As early as 1866 Manet created the painting The Rabbit ( Musée Angladon , Avignon). The picture, based on a model by Jean Siméon Chardin , has motifs similar to The Hare , but differs significantly in its execution. While the rabbit still in the style of realism was executed, shows the hare the free brushwork of Manet's later work.

Provenance

The painting The Hare was in his possession until Manet's death. At the estate auction on February 4 and 5, 1884 in the Hôtel Drouot , Manet's friend Emmanuel Chabrier bought the painting for 310 francs . After his death, the picture was put up for auction again at the Drouot auction house and was acquired on March 26, 1896 for 1000 francs by the art dealer Paul Durand-Ruel . He sold the work on October 31, 1896 to the art collector WR Green.

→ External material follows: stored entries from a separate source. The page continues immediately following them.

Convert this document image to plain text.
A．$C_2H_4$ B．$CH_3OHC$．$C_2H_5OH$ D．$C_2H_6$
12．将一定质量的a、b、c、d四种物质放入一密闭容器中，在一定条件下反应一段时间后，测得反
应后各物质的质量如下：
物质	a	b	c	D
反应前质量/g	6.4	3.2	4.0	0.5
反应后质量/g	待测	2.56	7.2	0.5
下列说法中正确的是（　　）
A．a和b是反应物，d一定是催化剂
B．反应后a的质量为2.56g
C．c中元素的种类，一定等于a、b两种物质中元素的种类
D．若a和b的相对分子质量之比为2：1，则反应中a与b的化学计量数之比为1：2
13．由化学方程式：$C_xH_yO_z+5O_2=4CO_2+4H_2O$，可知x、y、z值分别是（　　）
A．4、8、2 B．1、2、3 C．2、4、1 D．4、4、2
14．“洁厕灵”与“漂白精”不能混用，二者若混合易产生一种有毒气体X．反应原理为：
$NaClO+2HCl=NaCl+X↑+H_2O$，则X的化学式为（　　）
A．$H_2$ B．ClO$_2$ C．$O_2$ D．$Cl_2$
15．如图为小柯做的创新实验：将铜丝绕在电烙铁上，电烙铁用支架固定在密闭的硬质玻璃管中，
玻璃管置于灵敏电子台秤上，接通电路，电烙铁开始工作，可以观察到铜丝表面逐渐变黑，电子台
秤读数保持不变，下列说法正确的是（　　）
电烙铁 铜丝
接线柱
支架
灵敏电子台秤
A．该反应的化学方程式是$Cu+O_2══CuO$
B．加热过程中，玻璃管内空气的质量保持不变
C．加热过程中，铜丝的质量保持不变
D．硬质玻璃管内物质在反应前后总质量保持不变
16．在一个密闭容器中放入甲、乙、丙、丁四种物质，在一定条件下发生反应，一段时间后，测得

It is unclear whether the painting was subsequently in the possession of the art collector Alphonse Kann . The politician and writer Denys Cochin is known as the next owner . In 1917, the painting finally moved to the art dealer Bernheim-Jeune in the possession of the Welsh art collector Gwendoline Davies . She bequeathed the painting to the National Museum Cardiff, whose collection it has been part of since 1952.

literature

  • Edouard Manet: Letters . German translation by Hans Graber. Benno Schwabe Verlag, Basel 1933.
  • Denis Rouart, Daniel Wildenstein : Edouard Manet: Catalog raisonné . Bibliothèque des Arts, Paris / Lausanne 1975.
  • Peter Hughes, Penny Stamp: French Art from the Davies Legacy . National Museum of Wales, Cardiff 1982, ISBN 0-7200-0237-0 .
  • George Mauner: Manet - the still life paintings . Harry N. Abrams, New York 2000, ISBN 0-8109-4391-3 .
  • Ina Conzen: Edouard Manet and the Impressionists . Hatje Cantz, Ostfildern-Ruit 2002, ISBN 3-7757-1201-1 .
  • Gerhard Finckh (ed.): Edouard Manet . From the Heydt Museum, Wuppertal 2017, ISBN 978-3-89202-098-1 .

Web links

Individual evidence

  1. ^ German title for example in Gerhard Finckh : Edouard Manet. 2017, p. 193.
  2. ^ French title La lièvre according to the catalog raisonné by Denis Rouart, Daniel Wildenstein: Edouard Manet: Catalog raisonné. Volume 1, 1975, p. 143, No. 376.
  3. ^ Ina Conzen: Edouard Manet and the Impressionists. 2002, p. 151.
  4. ^ Edouard Manet: Letters. 1933, p. 105.
  5. ^ Edouard Manet: Letters. 1933, p. 106.
  6. a b Peter Hughes, Penny stamp: French art from the Davies legacy. 1982, p. 28.
  7. George Mauner: Manet - the still life paintings. 2000, p. 175.